Concentrated fluoride toothpastes and other remineralising pastes are preferred for home use.
Acidulated gel or foam is preferred as it has better enamel uptake: however, it is better to use neutral gel or foam in patients with ceramic crown and bridgework, direct restorations containing glass particles, or poor salivary flow ( eg those undergoing head and /or neck irradiation).
* Fluoride mouthwash 200ppm( 0.2 mg/mL): Can be used daily by adults and children aged 6 years or more. After rinsing , the mouthwash should be spat out and not swallowed.
* Neutral fluoride mouthwash 900 ppm ( 0.9 mg/mL) : Can be used weekly or daily by adults and children aged 6 years or more.
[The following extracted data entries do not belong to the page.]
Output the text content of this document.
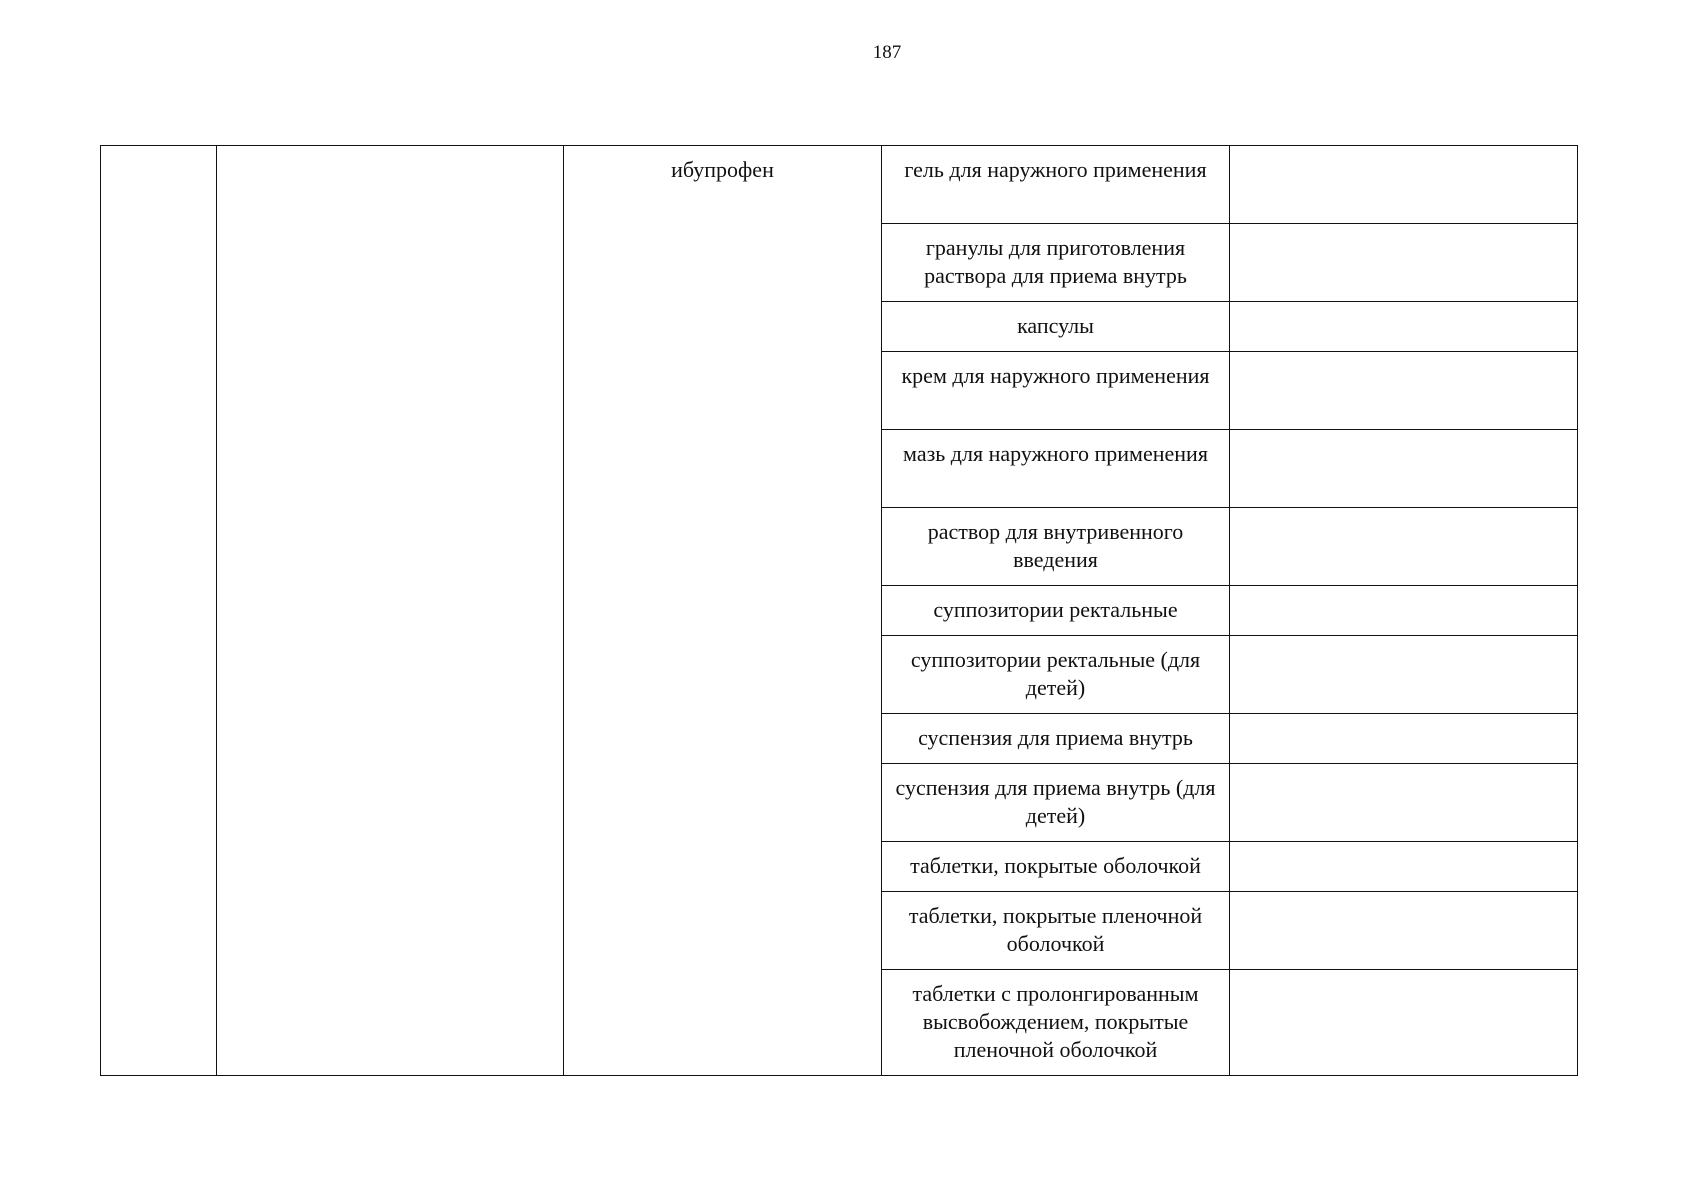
187
		ибупрофен	гель для наружного применения	
			гранулы для приготовления раствора для приема внутрь	
			капсулы	
			крем для наружного применения	
			мазь для наружного применения	
			раствор для внутривенного введения	
			суппозитории ректальные	
			суппозитории ректальные (для детей)	
			суспензия для приема внутрь	
			суспензия для приема внутрь (для детей)	
			таблетки, покрытые оболочкой	
			таблетки, покрытые пленочной оболочкой	
			таблетки с пролонгированным высвобождением, покрытые пленочной оболочкой	
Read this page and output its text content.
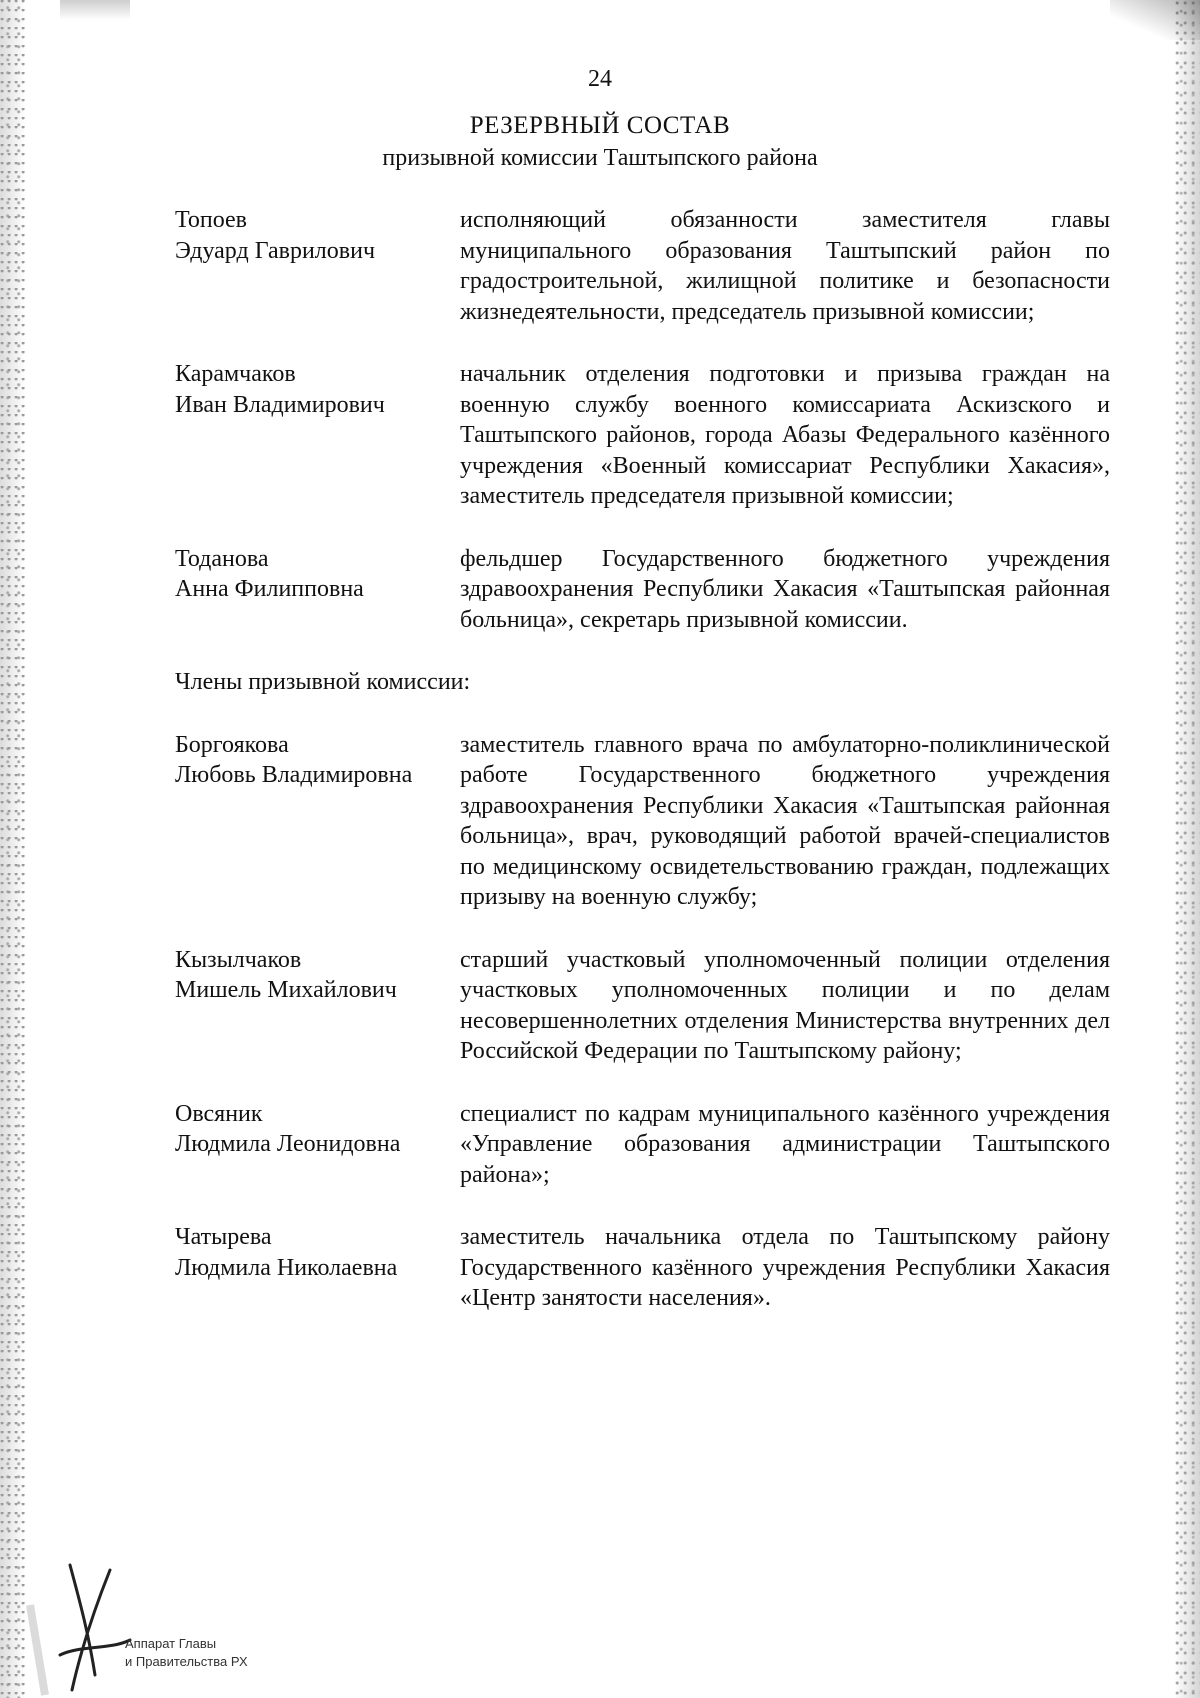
24
РЕЗЕРВНЫЙ СОСТАВ
призывной комиссии Таштыпского района
Топоев
Эдуард Гаврилович
исполняющий обязанности заместителя главы муниципального образования Таштыпский район по градостроительной, жилищной политике и безопасности жизнедеятельности, председатель призывной комиссии;
Карамчаков
Иван Владимирович
начальник отделения подготовки и призыва граждан на военную службу военного комиссариата Аскизского и Таштыпского районов, города Абазы Федерального казённого учреждения «Военный комиссариат Республики Хакасия», заместитель председателя призывной комиссии;
Тоданова
Анна Филипповна
фельдшер Государственного бюджетного учреждения здравоохранения Республики Хакасия «Таштыпская районная больница», секретарь призывной комиссии.
Члены призывной комиссии:
Боргоякова
Любовь Владимировна
заместитель главного врача по амбулаторно-поликлинической работе Государственного бюджетного учреждения здравоохранения Республики Хакасия «Таштыпская районная больница», врач, руководящий работой врачей-специалистов по медицинскому освидетельствованию граждан, подлежащих призыву на военную службу;
Кызылчаков
Мишель Михайлович
старший участковый уполномоченный полиции отделения участковых уполномоченных полиции и по делам несовершеннолетних отделения Министерства внутренних дел Российской Федерации по Таштыпскому району;
Овсяник
Людмила Леонидовна
специалист по кадрам муниципального казённого учреждения «Управление образования администрации Таштыпского района»;
Чатырева
Людмила Николаевна
заместитель начальника отдела по Таштыпскому району Государственного казённого учреждения Республики Хакасия «Центр занятости населения».
Аппарат Главы
и Правительства РХ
After rinsing, the mouthwash should be spat out and not swallowed.
* Neutral fluoride toothpaste 5000 ppm( 5mg/mL) : Can be used daily by adults and children aged 10 years or more.
* Chlohexidine 0.2% gel: Can be used weekly or daily by brushing on the teeth ( pea- sized amount on a soft toothbrush) for 7 to 14 days.
* Casein phosphopeptide - amorphous calcium phosphate ( CPP- ACP).
+ CPP- ACP sugar- free gum : Can be used 4 times daily, preferably after meals and after cleaning teeth with a toothpaste containing fluoride.
+ CPP-ACP cream : Apply in the dental surgery after dental procedures and after topical fluoride applications. Adults can apply the cream nightly to teeth after tooth- cleaning and not rinse out.